Talking about always being meant to be together, Ezra Koenig married actress Rashida Jones and moved to L.A. during the making of this album. And it shows. Father of the Bride is Vampire Weekend’s most unabashedly romantic album, from the title on down, with the thrills and woes of romantic relationships forming the crux of most of the songs (even the political ones). Marriage is repeatedly referred to throughout, and the third Danielle Haim duet is an irresistibly corny country pastiche called “We Belong Together”, which claims the couple go together “like Keats and Yeats”.
This has led to another misconception about the album: that it’s a sunny and chirpy left-turn away from the spiritual darkness of Modern Vampires of the City. Mike Powell wrote in Pitchfork that he hears on Father of the Bride “songs of contentment sung by people who have tended to feel agitated, songs of belonging by people who have tended to feel as though they don’t belong”.
Belonging? What about this line from “Harmony Hall”, which captures the awful racist exclusionary clichés of anti-Semitism in painful detail: “Beneath these velvet gloves I hide/The shameful, crooked hands of a moneylender”. Contentment?

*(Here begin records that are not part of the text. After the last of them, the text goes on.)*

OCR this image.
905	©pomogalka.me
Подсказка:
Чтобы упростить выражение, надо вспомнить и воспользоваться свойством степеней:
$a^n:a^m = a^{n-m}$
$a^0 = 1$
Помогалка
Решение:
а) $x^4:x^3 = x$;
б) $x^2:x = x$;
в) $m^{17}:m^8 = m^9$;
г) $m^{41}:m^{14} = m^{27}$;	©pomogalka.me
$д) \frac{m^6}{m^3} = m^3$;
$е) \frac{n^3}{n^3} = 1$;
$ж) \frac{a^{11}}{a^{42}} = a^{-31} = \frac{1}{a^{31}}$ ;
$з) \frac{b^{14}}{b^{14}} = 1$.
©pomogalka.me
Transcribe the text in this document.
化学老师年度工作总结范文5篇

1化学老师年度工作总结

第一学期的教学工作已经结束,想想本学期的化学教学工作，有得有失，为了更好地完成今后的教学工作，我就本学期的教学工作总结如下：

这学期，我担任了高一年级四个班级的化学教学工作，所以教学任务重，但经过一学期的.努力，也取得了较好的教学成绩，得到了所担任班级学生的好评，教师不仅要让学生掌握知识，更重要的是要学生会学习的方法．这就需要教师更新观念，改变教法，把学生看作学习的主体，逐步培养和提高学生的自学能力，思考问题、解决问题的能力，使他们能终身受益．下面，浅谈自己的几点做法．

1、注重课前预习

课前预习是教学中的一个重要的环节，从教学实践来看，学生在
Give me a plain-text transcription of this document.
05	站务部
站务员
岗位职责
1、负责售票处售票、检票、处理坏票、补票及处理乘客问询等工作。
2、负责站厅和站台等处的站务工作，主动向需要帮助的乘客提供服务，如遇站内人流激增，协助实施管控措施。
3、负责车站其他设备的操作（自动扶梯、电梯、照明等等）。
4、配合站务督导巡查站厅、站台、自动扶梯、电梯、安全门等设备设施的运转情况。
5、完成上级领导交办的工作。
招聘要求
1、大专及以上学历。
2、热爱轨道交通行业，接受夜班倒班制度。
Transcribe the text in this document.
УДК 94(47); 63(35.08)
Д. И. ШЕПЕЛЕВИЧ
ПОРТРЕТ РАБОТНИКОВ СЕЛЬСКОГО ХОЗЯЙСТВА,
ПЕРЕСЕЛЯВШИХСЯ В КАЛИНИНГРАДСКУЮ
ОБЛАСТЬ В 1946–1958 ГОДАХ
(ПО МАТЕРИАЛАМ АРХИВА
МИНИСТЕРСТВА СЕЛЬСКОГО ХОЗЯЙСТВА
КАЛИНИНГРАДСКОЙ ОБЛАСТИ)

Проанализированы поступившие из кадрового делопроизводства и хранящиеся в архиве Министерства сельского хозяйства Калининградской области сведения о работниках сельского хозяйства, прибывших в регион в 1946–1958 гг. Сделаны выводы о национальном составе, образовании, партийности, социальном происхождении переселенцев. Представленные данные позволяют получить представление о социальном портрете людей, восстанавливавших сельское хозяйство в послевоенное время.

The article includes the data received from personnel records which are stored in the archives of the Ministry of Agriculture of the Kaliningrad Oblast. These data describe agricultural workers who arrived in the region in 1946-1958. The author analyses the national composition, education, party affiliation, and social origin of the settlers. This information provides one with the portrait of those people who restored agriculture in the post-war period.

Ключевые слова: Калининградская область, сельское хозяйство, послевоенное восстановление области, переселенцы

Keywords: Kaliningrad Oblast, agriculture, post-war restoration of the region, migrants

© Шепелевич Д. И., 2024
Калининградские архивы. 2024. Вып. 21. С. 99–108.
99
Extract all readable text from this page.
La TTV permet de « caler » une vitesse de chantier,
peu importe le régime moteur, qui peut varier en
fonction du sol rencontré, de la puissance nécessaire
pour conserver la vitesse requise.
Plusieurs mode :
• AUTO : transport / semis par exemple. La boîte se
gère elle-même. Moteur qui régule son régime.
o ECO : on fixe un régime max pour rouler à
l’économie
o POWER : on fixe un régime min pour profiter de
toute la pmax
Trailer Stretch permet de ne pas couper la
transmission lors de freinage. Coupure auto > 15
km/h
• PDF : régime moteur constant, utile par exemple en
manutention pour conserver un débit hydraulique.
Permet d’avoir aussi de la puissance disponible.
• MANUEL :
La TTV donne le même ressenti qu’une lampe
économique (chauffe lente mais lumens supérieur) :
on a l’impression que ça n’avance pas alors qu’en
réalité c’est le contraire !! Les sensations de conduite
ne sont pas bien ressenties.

That word just can’t be applied unreservedly to an album where one of the choruses goes: “How long ’til we sink to the bottom of the sea?/How long, how long?”, and another goes “You’ve been cheating on, cheating on me/I’ve been cheating on, cheating on you.”
Critics are often peculiarly wary of happiness in music – Mike Powell himself says in the same review “Generally speaking, happiness doesn’t make for great art”. He’s wrong: one-dimensional happiness, such as that plagues Taylor Swift’s latest single, for instance, doesn’t make for great art. But then neither does one-dimensional misery (hello, Nickelback), or one-dimensional anything for that matter.
Vampire Weekend are a great band because they straddle the divide between joy and pain as effortlessly as any of the greatest artists to have ever made music. Father of the Bride is mighty uplifting, sure, and musically generally upbeat. But dig deep and there’s complexity and pain in the nooks and crannies of every single song, in the lyrics and in the tremulous uncertainty of Ezra Koenig’s youthful voice.
It’s no accident that they’ve chosen to reprise a lyric from “Finger Back” on this album: “I don’t wanna live like this/But I don’t wanna die”. It sums up everything about Vampire Weekend’s worldview: the pain of being alive, but also the much greater fear of not being alive. You wouldn’t sing something like “I don’t wanna live like this” if you didn’t recognise some of the awful realities of human life – Trump and racism are tackled square-on on this album, after all. But you wouldn’t sing something like “I don’t wanna die”, especially not with with all the passionate sincerity that Koenig can muster, if you didn’t think there were more than enough joys on this planet to make life worth living.
So with Father of the Bride, Vampire Weekend continue to make great art about happiness, depression, and everything in between. It will be truly fascinating to see where Ezra Koenig and Vampire Weekend go next, as their youth continues to fade.